Mr Masinde also accused the MP of intimidating contractors using police officers, opening classes and handing them over to schools and eventually refusing to pay them.
Mr Wafula, for his part, said they met the required standard in renovating the classrooms, which he said were in a “very poor state”, and they needed to be paid.
“My car, a Subaru, has been taken by auctioneers, from whom I borrowed money to complete this work,” he added.
Reached for comment on the matter, Mr Barasa said: “If you have finished work, you wait for your pay. You do not lock up classes.”
The lawmaker also said the payment was being processed and that Mr Masinde, like other contractors, must be patient.
He noted that he commissioned projects at another school even though the contractor had not been paid fully.

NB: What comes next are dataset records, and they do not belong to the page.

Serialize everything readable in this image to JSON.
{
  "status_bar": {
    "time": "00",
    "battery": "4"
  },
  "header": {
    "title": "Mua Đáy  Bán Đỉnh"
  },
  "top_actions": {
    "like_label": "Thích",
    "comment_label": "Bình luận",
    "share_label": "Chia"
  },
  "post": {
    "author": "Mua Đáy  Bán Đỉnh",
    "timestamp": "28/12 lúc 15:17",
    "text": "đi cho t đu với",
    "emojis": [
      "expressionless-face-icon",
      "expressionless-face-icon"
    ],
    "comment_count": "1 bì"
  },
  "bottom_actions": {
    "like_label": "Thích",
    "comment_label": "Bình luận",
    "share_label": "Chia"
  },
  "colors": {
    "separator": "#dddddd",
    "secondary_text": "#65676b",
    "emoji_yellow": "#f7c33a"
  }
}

Joel Wamechi, the headteacher of Baptist Lurare Primary, said that since the school was set up in 1973, its facilities had become dilapidated.
The conditions were so bad, he said, that some students were infested with jiggers, so the school resorted to smearing the classrooms with cow dung.
“We are happy with the work the contractor has done. These classrooms will help our pupils to perform better,” he said.
Bungoma County Commissioner Samuel Kimiti said an investigation was opened.